Sea level rise (SLR) will drastically affect the poor people who are in coastal areas and floodplain zones in Bangladesh. The disasters of climate change are somewhat obvious. It is already visible in the costal area in this delta. Climate change is not some “distant fury”; its widespread consequences are already being felt in costal areas especially among local communities around the Sundarbans with livelihood losses caused by gradual and sudden climatic changes. It is not a matter of the distant future. Climate change has effects on living conditions in ways that violate human rights. The lives of millions have changed due to global warming. Especially in these local communities, climate change has had multiple consequences on the mangrove forest. The mangrove forest in the Sundarbans is linked with millions of people’s livelihoods. Their livelihoods have been destroyed by climate change-induced natural hazards. Climate change is not only destroying the mangrove forest, it affects the Sundarbans ``ecological services”.

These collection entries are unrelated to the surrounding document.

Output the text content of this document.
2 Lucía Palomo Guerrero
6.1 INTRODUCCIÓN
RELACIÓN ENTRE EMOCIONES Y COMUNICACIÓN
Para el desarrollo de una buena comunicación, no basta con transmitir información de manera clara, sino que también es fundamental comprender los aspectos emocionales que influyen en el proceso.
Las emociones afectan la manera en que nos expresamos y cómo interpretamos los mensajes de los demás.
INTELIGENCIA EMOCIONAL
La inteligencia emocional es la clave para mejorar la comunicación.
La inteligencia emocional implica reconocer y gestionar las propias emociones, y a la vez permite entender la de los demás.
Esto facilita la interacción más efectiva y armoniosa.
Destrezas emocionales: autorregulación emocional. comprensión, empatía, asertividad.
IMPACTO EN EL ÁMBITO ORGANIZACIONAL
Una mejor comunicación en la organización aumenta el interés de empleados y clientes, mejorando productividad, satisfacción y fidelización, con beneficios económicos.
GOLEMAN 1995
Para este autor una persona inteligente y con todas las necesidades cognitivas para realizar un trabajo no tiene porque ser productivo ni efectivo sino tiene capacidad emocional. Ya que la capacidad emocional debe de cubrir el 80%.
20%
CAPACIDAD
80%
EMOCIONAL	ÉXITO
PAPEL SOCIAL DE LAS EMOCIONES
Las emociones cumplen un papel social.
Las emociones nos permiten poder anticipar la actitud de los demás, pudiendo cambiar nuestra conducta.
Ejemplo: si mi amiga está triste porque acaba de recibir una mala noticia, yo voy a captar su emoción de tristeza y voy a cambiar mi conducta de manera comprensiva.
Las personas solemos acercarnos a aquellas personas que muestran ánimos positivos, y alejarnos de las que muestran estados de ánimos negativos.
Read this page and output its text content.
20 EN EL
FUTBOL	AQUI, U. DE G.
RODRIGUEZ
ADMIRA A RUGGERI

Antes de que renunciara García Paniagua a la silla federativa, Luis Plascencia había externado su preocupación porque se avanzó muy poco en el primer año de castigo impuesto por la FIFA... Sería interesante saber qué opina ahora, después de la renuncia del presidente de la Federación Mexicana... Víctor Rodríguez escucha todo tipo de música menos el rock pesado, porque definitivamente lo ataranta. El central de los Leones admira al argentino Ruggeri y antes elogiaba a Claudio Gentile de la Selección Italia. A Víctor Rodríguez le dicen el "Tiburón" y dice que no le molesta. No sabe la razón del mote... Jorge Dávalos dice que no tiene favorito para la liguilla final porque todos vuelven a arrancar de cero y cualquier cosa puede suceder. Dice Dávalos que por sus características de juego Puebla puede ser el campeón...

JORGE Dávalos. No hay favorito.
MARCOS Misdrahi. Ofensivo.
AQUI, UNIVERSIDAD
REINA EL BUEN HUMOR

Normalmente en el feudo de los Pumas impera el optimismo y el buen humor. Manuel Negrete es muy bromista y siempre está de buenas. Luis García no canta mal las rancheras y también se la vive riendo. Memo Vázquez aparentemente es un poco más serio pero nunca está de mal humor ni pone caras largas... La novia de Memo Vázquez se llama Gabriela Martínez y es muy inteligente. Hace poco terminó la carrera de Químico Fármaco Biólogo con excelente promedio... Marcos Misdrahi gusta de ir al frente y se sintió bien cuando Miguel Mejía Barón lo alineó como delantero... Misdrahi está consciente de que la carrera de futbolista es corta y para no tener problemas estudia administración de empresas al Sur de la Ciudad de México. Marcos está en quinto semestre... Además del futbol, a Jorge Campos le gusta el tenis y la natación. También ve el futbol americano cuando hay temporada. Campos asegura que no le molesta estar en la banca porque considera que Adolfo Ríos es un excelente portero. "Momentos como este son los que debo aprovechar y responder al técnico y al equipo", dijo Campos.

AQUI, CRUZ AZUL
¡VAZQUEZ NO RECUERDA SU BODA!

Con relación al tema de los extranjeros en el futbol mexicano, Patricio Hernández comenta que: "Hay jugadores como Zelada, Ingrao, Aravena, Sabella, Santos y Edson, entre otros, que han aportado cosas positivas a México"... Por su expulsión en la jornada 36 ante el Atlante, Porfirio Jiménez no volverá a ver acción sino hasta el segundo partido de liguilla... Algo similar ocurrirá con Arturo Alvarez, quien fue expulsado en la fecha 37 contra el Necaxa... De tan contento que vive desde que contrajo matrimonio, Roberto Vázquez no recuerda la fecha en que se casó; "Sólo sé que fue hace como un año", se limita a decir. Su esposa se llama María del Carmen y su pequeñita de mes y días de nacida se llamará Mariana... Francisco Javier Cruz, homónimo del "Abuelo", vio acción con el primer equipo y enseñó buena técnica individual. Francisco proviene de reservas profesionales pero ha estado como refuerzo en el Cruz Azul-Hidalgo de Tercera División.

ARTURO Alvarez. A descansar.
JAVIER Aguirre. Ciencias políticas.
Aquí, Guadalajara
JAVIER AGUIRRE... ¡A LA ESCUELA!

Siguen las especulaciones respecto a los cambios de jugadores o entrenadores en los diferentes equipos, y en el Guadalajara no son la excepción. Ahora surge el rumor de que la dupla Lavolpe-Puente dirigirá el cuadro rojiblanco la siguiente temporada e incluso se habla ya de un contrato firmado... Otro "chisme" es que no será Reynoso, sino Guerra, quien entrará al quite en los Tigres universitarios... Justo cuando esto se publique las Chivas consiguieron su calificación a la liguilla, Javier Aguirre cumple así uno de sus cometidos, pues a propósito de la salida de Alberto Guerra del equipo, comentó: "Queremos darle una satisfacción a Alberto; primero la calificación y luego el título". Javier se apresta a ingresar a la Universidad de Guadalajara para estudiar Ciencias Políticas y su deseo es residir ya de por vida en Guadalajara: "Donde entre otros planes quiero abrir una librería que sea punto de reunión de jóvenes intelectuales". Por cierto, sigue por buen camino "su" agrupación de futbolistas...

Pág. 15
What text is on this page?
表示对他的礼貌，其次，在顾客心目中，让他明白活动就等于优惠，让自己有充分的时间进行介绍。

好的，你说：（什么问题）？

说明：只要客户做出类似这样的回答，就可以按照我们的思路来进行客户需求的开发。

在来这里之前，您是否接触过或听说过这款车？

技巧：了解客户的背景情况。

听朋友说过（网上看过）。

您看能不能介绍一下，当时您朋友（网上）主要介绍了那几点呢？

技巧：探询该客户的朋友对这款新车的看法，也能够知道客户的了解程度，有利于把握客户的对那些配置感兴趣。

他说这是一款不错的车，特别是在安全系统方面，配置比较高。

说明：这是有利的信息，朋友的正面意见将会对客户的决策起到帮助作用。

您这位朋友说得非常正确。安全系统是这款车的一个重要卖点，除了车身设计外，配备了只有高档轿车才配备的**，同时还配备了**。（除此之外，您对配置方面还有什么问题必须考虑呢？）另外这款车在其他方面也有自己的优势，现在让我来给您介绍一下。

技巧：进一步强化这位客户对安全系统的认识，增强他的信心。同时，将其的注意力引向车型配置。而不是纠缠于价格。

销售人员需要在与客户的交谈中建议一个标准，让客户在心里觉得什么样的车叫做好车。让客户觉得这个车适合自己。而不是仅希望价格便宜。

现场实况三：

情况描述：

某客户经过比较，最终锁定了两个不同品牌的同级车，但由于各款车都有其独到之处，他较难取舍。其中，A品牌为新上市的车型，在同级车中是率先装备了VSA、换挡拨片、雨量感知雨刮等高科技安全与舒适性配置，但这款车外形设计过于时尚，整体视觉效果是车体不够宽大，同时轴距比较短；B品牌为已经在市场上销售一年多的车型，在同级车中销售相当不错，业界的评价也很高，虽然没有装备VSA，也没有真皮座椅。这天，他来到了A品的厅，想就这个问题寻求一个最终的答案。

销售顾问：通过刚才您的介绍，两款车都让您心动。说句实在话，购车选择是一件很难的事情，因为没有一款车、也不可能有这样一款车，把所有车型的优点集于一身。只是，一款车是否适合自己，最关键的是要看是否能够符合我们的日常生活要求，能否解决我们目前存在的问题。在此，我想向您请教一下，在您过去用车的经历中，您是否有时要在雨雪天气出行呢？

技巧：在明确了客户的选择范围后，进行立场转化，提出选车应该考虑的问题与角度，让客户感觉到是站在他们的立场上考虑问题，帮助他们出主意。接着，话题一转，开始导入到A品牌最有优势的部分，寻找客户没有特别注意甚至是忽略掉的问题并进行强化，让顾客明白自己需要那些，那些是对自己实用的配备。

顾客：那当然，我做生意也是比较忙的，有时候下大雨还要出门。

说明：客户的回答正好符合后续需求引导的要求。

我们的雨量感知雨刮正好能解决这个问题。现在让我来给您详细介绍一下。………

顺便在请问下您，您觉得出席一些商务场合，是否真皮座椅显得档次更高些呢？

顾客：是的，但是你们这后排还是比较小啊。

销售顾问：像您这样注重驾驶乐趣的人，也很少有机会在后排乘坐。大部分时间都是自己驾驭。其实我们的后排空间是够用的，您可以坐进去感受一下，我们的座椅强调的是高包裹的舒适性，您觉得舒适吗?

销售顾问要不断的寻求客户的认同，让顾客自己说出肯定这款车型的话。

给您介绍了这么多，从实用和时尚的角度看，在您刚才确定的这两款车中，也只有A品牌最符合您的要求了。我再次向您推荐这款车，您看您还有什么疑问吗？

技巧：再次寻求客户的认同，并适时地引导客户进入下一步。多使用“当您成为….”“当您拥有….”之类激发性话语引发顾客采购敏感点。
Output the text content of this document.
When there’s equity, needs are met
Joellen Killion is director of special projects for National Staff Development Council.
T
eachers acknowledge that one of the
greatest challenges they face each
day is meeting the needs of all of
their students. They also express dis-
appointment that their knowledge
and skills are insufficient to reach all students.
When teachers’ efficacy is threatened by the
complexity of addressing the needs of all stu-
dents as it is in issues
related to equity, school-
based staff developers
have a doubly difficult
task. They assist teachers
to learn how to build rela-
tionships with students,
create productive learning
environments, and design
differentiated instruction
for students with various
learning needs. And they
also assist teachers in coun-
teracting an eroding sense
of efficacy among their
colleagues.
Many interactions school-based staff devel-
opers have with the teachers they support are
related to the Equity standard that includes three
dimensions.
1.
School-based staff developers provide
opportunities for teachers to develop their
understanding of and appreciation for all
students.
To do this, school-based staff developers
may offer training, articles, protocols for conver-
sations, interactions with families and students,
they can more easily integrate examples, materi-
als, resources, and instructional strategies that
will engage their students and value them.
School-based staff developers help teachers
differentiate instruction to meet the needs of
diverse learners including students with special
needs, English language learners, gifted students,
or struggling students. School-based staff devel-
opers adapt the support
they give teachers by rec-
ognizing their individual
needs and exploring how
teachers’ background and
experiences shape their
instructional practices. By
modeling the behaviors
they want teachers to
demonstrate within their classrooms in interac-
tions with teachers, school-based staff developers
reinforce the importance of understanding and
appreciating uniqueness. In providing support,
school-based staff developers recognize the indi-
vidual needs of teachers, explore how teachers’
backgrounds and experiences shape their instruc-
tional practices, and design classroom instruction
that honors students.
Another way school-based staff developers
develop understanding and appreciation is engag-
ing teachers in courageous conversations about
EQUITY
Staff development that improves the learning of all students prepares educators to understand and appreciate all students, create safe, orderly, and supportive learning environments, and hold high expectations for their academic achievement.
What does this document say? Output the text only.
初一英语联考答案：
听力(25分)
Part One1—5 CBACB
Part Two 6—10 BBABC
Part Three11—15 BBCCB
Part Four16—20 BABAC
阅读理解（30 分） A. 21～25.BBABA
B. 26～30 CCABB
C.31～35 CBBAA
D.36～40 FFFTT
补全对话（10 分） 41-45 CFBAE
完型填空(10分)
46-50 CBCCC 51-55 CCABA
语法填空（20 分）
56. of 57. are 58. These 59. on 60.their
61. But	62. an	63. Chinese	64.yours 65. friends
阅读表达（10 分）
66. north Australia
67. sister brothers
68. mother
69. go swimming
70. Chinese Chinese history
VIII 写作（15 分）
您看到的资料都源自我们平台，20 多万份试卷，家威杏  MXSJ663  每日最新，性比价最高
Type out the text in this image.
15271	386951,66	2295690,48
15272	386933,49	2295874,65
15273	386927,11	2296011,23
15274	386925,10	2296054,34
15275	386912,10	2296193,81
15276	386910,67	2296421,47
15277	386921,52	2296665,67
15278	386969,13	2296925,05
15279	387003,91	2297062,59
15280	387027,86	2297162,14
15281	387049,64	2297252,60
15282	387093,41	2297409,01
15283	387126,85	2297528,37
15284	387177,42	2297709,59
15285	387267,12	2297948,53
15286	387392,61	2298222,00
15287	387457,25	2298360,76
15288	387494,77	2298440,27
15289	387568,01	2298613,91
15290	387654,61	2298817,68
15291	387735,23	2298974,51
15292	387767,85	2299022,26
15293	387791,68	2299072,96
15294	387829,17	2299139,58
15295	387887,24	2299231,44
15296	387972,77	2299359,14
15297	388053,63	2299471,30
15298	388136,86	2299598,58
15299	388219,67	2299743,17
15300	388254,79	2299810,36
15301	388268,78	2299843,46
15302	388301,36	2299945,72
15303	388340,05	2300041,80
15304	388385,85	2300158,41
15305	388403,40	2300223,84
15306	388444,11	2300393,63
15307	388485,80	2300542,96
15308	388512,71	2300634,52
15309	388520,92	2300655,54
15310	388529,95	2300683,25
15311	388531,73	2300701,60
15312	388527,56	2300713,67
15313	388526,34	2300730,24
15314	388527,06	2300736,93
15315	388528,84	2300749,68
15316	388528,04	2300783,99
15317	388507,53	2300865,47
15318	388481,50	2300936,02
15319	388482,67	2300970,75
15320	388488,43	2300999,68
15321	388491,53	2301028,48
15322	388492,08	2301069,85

Many projected climate change impacts, including sea level rise, higher temperatures and evapotranspiration losses, enhanced monsoon precipitation and runoff, potentially reduced dry season precipitation, and an increase in cyclone intensity, would in fact reinforce many of these baseline stresses that already pose a serious impediment to the economic development of Bangladesh. By the same token, many actions undertaken to address the baseline or contextual risks in Bangladesh are also synergistic with the so-called adaptations that might be required as climate change impacts manifest themselves. With regard to structural adaptations, such as coastal embankments and salinity reduction, even though it is true that many of these measures have already been integrated in development projects and policies in Bangladesh, there remains an ongoing challenge with regard to their durability and sustainability. Structural adaptations therefore need to be matched by efforts to facilitate financial and institutional adaptation—sustained interest on the part of the government and donors, and the participation of local populations to help monitor and maintain infrastructural projects.